Yaklaşık 2 yıldır ahşap oymacılığı ile uğraştığını ifade eden emekli Seda Güldoğan (51), haftada 2 gün ahşap oymacılığı atölyesine geldiğimi söyledi. Üretme fikrinden yola çıkarak ahşap oymacılığına başlayan Güldoğan, "Özellikle ileri yaşlarda, çocuklar evden gittikten ve bir anne olarak artık onlarla ilgilenmeye ihtiyaç kalmadığında, bir hobi arayışındaydım. Ahşap fikri bana çok sıcak geldi. Hocamın Foça'daki sergisini görmüştüm ve çok hoşuma gitmişti. Yapabilir miyim, yapamaz mıyım emin olamamıştım ama hocam yapılabileceğini gösterdi. Ben de hoşuma gittiği için devam ettim. Ahşap oymacılığının, insanı anda tutan bir hobi olduğunu düşünüyorum. Çünkü o an başka hiçbir şeyle uğraşacak ya da düşünecek vaktiniz olmuyor. Sadece ahşabın içinden çıkarmak istediğiniz şeye odaklanıyorsunuz. Bu yüzden ahşap oymanın terapisttik bir tarafı olduğunu düşünüyorum. Biraz dış dünyadan soyutlandığınız, geçmişi ya da geleceği değil sadece tokmağın vurduğu alanı gördüğünüz ve yaşadığınız bir hobi gibi geliyor" sözlerini kullandı.

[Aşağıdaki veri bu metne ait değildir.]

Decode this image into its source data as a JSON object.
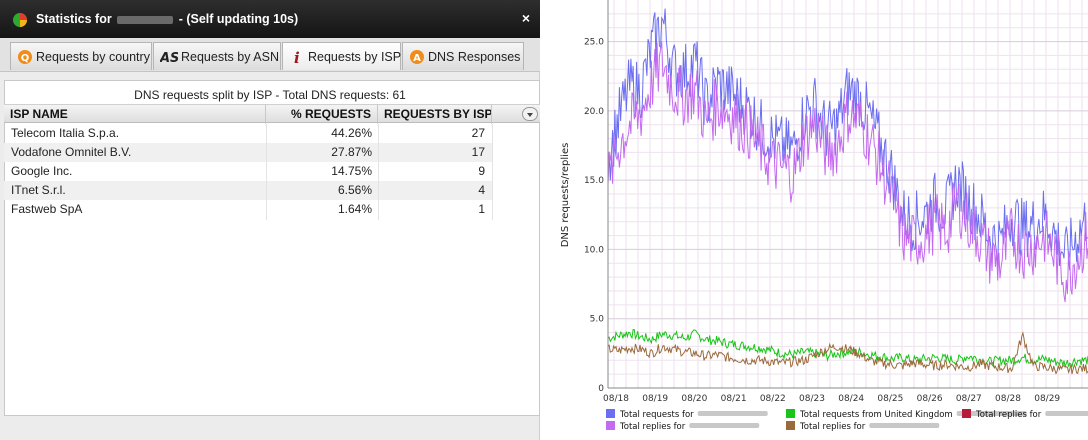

"Bu, bir hobiden daha fazlası"
Ahşap oymacılığı sanatına oyma kapı yapma merakıyla başladığını belirten emekli Özgür Özaksu (53), "Ancak bu işe doğrudan kapı oyarak başlanmıyor. Oyma yaparken aynı zamanda motif ve desen öğreniyoruz. Kullanılan teçhizatı da tanımak ve doğru şekilde kullanmayı öğrenmek gerekiyor. Yaptığınız eser gün geçtikçe şekil buluyor, güzelleşiyor ve beğeni topluyor. Elektriğin olmadığı dönemlerde gaz lambası ışığında çalışan ustaların kullandığı geleneksel yöntemlerle aynı yollardan geçerek benzer ürünler üretmenin ne kadar keyifli olduğunu fark ettim. Ahşabın içine çok güzel sanat eserlerini sığdırabilen arkadaşlarım oldu. Önce hayret ettim, sonra ben de yapabildiğimi gördüm. Bu işin çok zor olmadığını, sadece istemenin yeterli olduğunu anladım. İnanın, çok yetenekli olmanız gerekmiyor. Sadece doğru ustanın yanında, doğruları öğrenerek ilerlerseniz yapamayacağınız hiçbir ahşap oyma eseri yok. Zamanla şunu fark ediyorsunuz. Televizyon, sosyal medya, cep telefonu, bilgisayar ve telefon oyunları bu dünyada zamanımızı çalıyor ve çoğu zaman ne kaybettiğimizin farkına varmıyoruz. Ancak ahşapla uğraşırken insanın ruhunda bir dinlenme hissi oluşuyor. Bu, gerçekten bir hobiden daha fazlası. Bence ruhunu dinlendirmek, kendini bulmak ve kendi sesini duymak isteyen herkesin yapabileceği güzel bir uğraş. Herkese tavsiye ederim" ifadelerini kullandı.